The experimental seduction of mechanistic modernism in Eugene O’Neill’s ‘Dynamo’ and the Federal Theatre Project’s ‘Altars of steel’
01 Sep 2002; Dennis G. Jerz
Interdisciplinary Science Reviews 27.3 184-192 (2002)
In the 1920s and mid 1930s, American dramatists struggled to find theatrical form to express America’s development from an isolationist agrarian nation into an industrial world power. Eugene O’Neill’s ‘Dynamo’ (1929) features a scathing critique of blind faith in scientific progress, whereas ‘Altars of steel’ (1937) favourably presents a regional factory under the control of a benevolent capitalist. Neither work was considered a critical success by New York critics, but both used expressionistic staging devices and religious imagery to explore the seductive quality of technological progress. Modernism, futurism, technoeroticism, and the lofty optimism of the emerging industrial design profession form the backdrop against which historical sources and contemporary reviews are used to analyse these plays. Tracing the fault lines and stress patterns of these two flawed theatrical works raises complex questions about how people might actually live in the society of the future, as it was imagined in the early twentieth century.

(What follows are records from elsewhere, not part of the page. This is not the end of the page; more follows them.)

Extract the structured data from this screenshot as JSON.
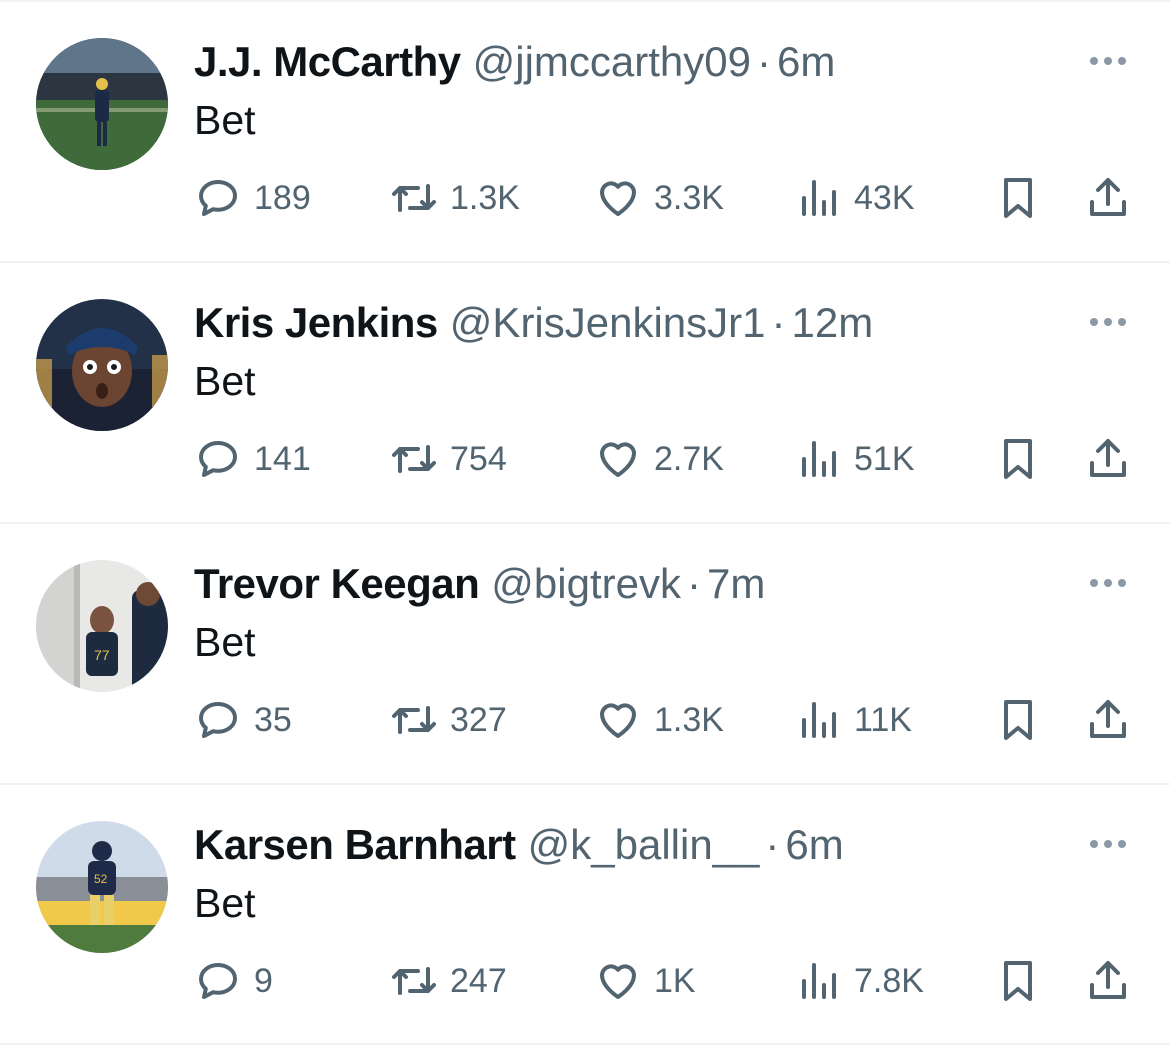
{
  "tweets": [
    {
      "name": "J.J. McCarthy",
      "handle": "@jjmccarthy09",
      "separator": "·",
      "time": "6m",
      "text": "Bet",
      "replies": "189",
      "retweets": "1.3K",
      "likes": "3.3K",
      "views": "43K"
    },
    {
      "name": "Kris Jenkins",
      "handle": "@KrisJenkinsJr1",
      "separator": "·",
      "time": "12m",
      "text": "Bet",
      "replies": "141",
      "retweets": "754",
      "likes": "2.7K",
      "views": "51K"
    },
    {
      "name": "Trevor Keegan",
      "handle": "@bigtrevk",
      "separator": "·",
      "time": "7m",
      "text": "Bet",
      "replies": "35",
      "retweets": "327",
      "likes": "1.3K",
      "views": "11K"
    },
    {
      "name": "Karsen Barnhart",
      "handle": "@k_ballin__",
      "separator": "·",
      "time": "6m",
      "text": "Bet",
      "replies": "9",
      "retweets": "247",
      "likes": "1K",
      "views": "7.8K"
    }
  ],
  "icons": {
    "reply": "reply-icon",
    "retweet": "retweet-icon",
    "like": "heart-icon",
    "views": "views-icon",
    "bookmark": "bookmark-icon",
    "share": "share-icon",
    "more": "more-icon"
  },
  "colors": {
    "text_primary": "#0f1419",
    "text_secondary": "#536471",
    "divider": "#eff3f4"
  }
}
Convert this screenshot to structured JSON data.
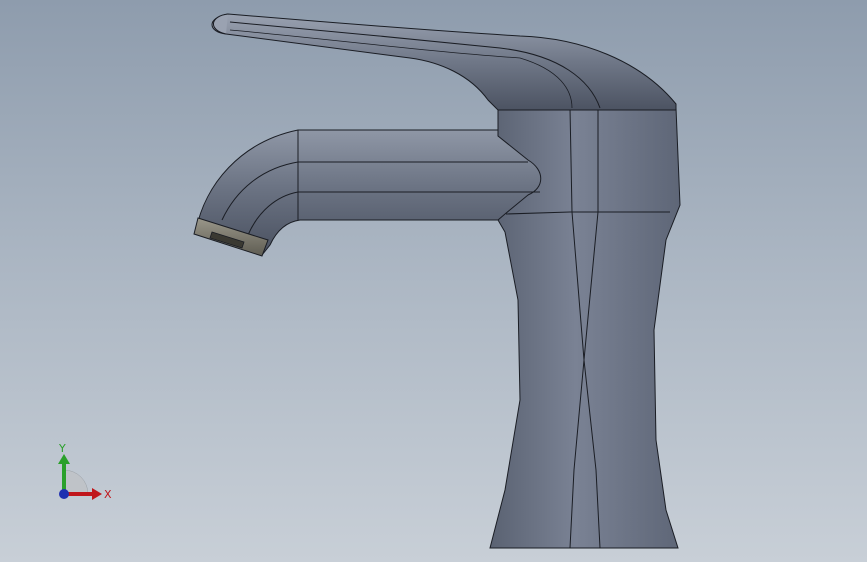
{
  "viewport": {
    "background_top": "#8e9cad",
    "background_bottom": "#c8cfd7"
  },
  "model": {
    "name": "faucet-model",
    "body_color": "#6d7585",
    "edge_color": "#1a1d24",
    "aerator_color": "#7c7a6e"
  },
  "triad": {
    "x_label": "X",
    "y_label": "Y",
    "x_color": "#c0161b",
    "y_color": "#2aa02a",
    "z_color": "#1e2fb0"
  }
}
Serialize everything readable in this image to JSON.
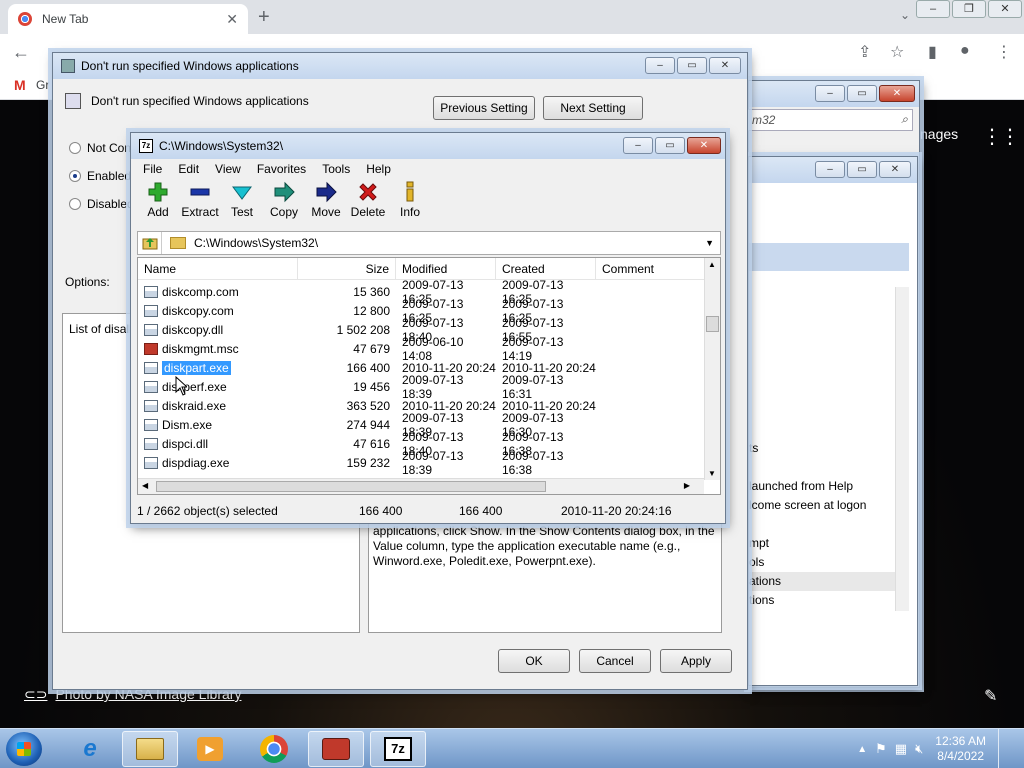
{
  "browser": {
    "tab_title": "New Tab",
    "new_tab": "+",
    "bookmark_gmail": "Gr",
    "images_link": "nages",
    "photo_credit": "Photo by NASA Image Library"
  },
  "gp_window": {
    "title": "Don't run specified Windows applications",
    "header": "Don't run specified Windows applications",
    "prev_button": "Previous Setting",
    "next_button": "Next Setting",
    "radios": [
      {
        "label": "Not Con",
        "checked": false
      },
      {
        "label": "Enabled",
        "checked": true
      },
      {
        "label": "Disabled",
        "checked": false
      }
    ],
    "options_label": "Options:",
    "list_label": "List of disall",
    "help_text_1": "applications, click Show. In the Show Contents dialog box, in the",
    "help_text_2": "Value column, type the application executable name (e.g.,",
    "help_text_3": "Winword.exe, Poledit.exe, Powerpnt.exe).",
    "ok": "OK",
    "cancel": "Cancel",
    "apply": "Apply"
  },
  "back_window": {
    "search_text": "m32",
    "items": [
      "ts",
      "launched from Help",
      "lcome screen at logon",
      "mpt",
      "ols",
      "ations",
      "tions"
    ]
  },
  "zip_window": {
    "title": "C:\\Windows\\System32\\",
    "menu": [
      "File",
      "Edit",
      "View",
      "Favorites",
      "Tools",
      "Help"
    ],
    "tools": [
      {
        "label": "Add",
        "icon": "plus-icon",
        "color": "#2eaa2e"
      },
      {
        "label": "Extract",
        "icon": "minus-icon",
        "color": "#1a36a8"
      },
      {
        "label": "Test",
        "icon": "check-icon",
        "color": "#17a2b8"
      },
      {
        "label": "Copy",
        "icon": "copy-arrow-icon",
        "color": "#1f8f7a"
      },
      {
        "label": "Move",
        "icon": "move-arrow-icon",
        "color": "#1a2a8a"
      },
      {
        "label": "Delete",
        "icon": "x-icon",
        "color": "#d11a1a"
      },
      {
        "label": "Info",
        "icon": "info-icon",
        "color": "#c9a21a"
      }
    ],
    "path": "C:\\Windows\\System32\\",
    "columns": [
      "Name",
      "Size",
      "Modified",
      "Created",
      "Comment"
    ],
    "rows": [
      {
        "name": "diskcomp.com",
        "size": "15 360",
        "modified": "2009-07-13 16:25",
        "created": "2009-07-13 16:25",
        "type": "exe"
      },
      {
        "name": "diskcopy.com",
        "size": "12 800",
        "modified": "2009-07-13 16:25",
        "created": "2009-07-13 16:25",
        "type": "exe"
      },
      {
        "name": "diskcopy.dll",
        "size": "1 502 208",
        "modified": "2009-07-13 18:40",
        "created": "2009-07-13 16:55",
        "type": "dll"
      },
      {
        "name": "diskmgmt.msc",
        "size": "47 679",
        "modified": "2009-06-10 14:08",
        "created": "2009-07-13 14:19",
        "type": "msc"
      },
      {
        "name": "diskpart.exe",
        "size": "166 400",
        "modified": "2010-11-20 20:24",
        "created": "2010-11-20 20:24",
        "type": "exe",
        "selected": true
      },
      {
        "name": "diskperf.exe",
        "size": "19 456",
        "modified": "2009-07-13 18:39",
        "created": "2009-07-13 16:31",
        "type": "exe"
      },
      {
        "name": "diskraid.exe",
        "size": "363 520",
        "modified": "2010-11-20 20:24",
        "created": "2010-11-20 20:24",
        "type": "exe"
      },
      {
        "name": "Dism.exe",
        "size": "274 944",
        "modified": "2009-07-13 18:39",
        "created": "2009-07-13 16:30",
        "type": "exe"
      },
      {
        "name": "dispci.dll",
        "size": "47 616",
        "modified": "2009-07-13 18:40",
        "created": "2009-07-13 16:38",
        "type": "dll"
      },
      {
        "name": "dispdiag.exe",
        "size": "159 232",
        "modified": "2009-07-13 18:39",
        "created": "2009-07-13 16:38",
        "type": "exe"
      }
    ],
    "status": {
      "selected": "1 / 2662 object(s) selected",
      "size": "166 400",
      "packed": "166 400",
      "date": "2010-11-20 20:24:16"
    }
  },
  "taskbar": {
    "time": "12:36 AM",
    "date": "8/4/2022"
  }
}
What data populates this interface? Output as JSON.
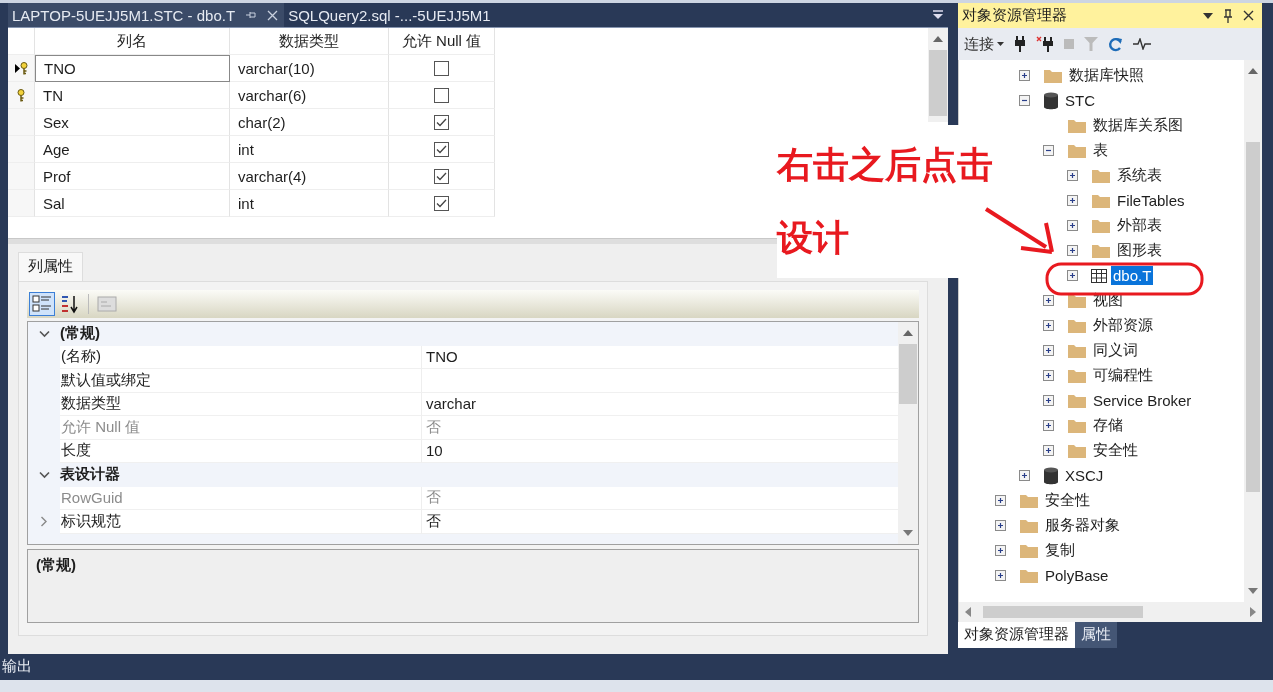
{
  "doc_tabs": [
    {
      "title": "LAPTOP-5UEJJ5M1.STC - dbo.T",
      "selected": true
    },
    {
      "title": "SQLQuery2.sql -...-5UEJJ5M1",
      "selected": false
    }
  ],
  "table_design": {
    "columns": [
      "列名",
      "数据类型",
      "允许 Null 值"
    ],
    "rows": [
      {
        "name": "TNO",
        "type": "varchar(10)",
        "allow_null": false,
        "primary_key": true,
        "current": true
      },
      {
        "name": "TN",
        "type": "varchar(6)",
        "allow_null": false,
        "primary_key": true,
        "current": false
      },
      {
        "name": "Sex",
        "type": "char(2)",
        "allow_null": true,
        "primary_key": false,
        "current": false
      },
      {
        "name": "Age",
        "type": "int",
        "allow_null": true,
        "primary_key": false,
        "current": false
      },
      {
        "name": "Prof",
        "type": "varchar(4)",
        "allow_null": true,
        "primary_key": false,
        "current": false
      },
      {
        "name": "Sal",
        "type": "int",
        "allow_null": true,
        "primary_key": false,
        "current": false
      }
    ]
  },
  "properties_tab": "列属性",
  "property_grid": {
    "categories": [
      {
        "name": "(常规)",
        "expanded": true,
        "rows": [
          {
            "name": "(名称)",
            "value": "TNO",
            "disabled": false
          },
          {
            "name": "默认值或绑定",
            "disabled": false
          },
          {
            "name": "数据类型",
            "value": "varchar",
            "disabled": false
          },
          {
            "name": "允许 Null 值",
            "value": "否",
            "disabled": true
          },
          {
            "name": "长度",
            "value": "10",
            "disabled": false
          }
        ]
      },
      {
        "name": "表设计器",
        "expanded": true,
        "rows": [
          {
            "name": "RowGuid",
            "value": "否",
            "disabled": true
          },
          {
            "name": "标识规范",
            "value": "否",
            "disabled": false,
            "expanded": false
          }
        ]
      }
    ],
    "description": "(常规)"
  },
  "output_bar": "输出",
  "object_explorer": {
    "title": "对象资源管理器",
    "connect": "连接",
    "tree": [
      {
        "children": [
          {
            "label": "数据库快照",
            "kind": "folder",
            "expanded": false,
            "selected": false
          },
          {
            "label": "STC",
            "kind": "database",
            "expanded": true,
            "selected": false,
            "children": [
              {
                "label": "数据库关系图",
                "kind": "folder",
                "selected": false
              },
              {
                "label": "表",
                "kind": "folder",
                "expanded": true,
                "selected": false,
                "children": [
                  {
                    "label": "系统表",
                    "kind": "folder",
                    "expanded": false,
                    "selected": false
                  },
                  {
                    "label": "FileTables",
                    "kind": "folder",
                    "expanded": false,
                    "selected": false
                  },
                  {
                    "label": "外部表",
                    "kind": "folder",
                    "expanded": false,
                    "selected": false
                  },
                  {
                    "label": "图形表",
                    "kind": "folder",
                    "expanded": false,
                    "selected": false
                  },
                  {
                    "label": "dbo.T",
                    "kind": "table",
                    "expanded": false,
                    "selected": true
                  }
                ]
              },
              {
                "label": "视图",
                "kind": "folder",
                "expanded": false,
                "selected": false
              },
              {
                "label": "外部资源",
                "kind": "folder",
                "expanded": false,
                "selected": false
              },
              {
                "label": "同义词",
                "kind": "folder",
                "expanded": false,
                "selected": false
              },
              {
                "label": "可编程性",
                "kind": "folder",
                "expanded": false,
                "selected": false
              },
              {
                "label": "Service Broker",
                "kind": "folder",
                "expanded": false,
                "selected": false
              },
              {
                "label": "存储",
                "kind": "folder",
                "expanded": false,
                "selected": false
              },
              {
                "label": "安全性",
                "kind": "folder",
                "expanded": false,
                "selected": false
              }
            ]
          },
          {
            "label": "XSCJ",
            "kind": "database",
            "expanded": false,
            "selected": false
          }
        ]
      },
      {
        "label": "安全性",
        "kind": "folder",
        "expanded": false,
        "selected": false
      },
      {
        "label": "服务器对象",
        "kind": "folder",
        "expanded": false,
        "selected": false
      },
      {
        "label": "复制",
        "kind": "folder",
        "expanded": false,
        "selected": false
      },
      {
        "label": "PolyBase",
        "kind": "folder",
        "expanded": false,
        "selected": false
      }
    ]
  },
  "bottom_tabs": [
    {
      "label": "对象资源管理器",
      "selected": true
    },
    {
      "label": "属性",
      "selected": false
    }
  ],
  "annotation": {
    "lines": [
      "右击之后点击",
      "设计"
    ]
  }
}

A near-final proof of the full text (with illustrations) is available as a PDF document: Jerz-IDS.pdf
|Note on British Writing Style|
Eagle-eyed students of mine might notice that the titles of plays in this abstract aren't underlined, but are rather in single quotes. The paper itself doesn't follow MLA style, but instead a format devised by the journal editors.
Further, an editor has changed all my American spellings to British spellings, and removed hyphens from words that I would have hyphenated.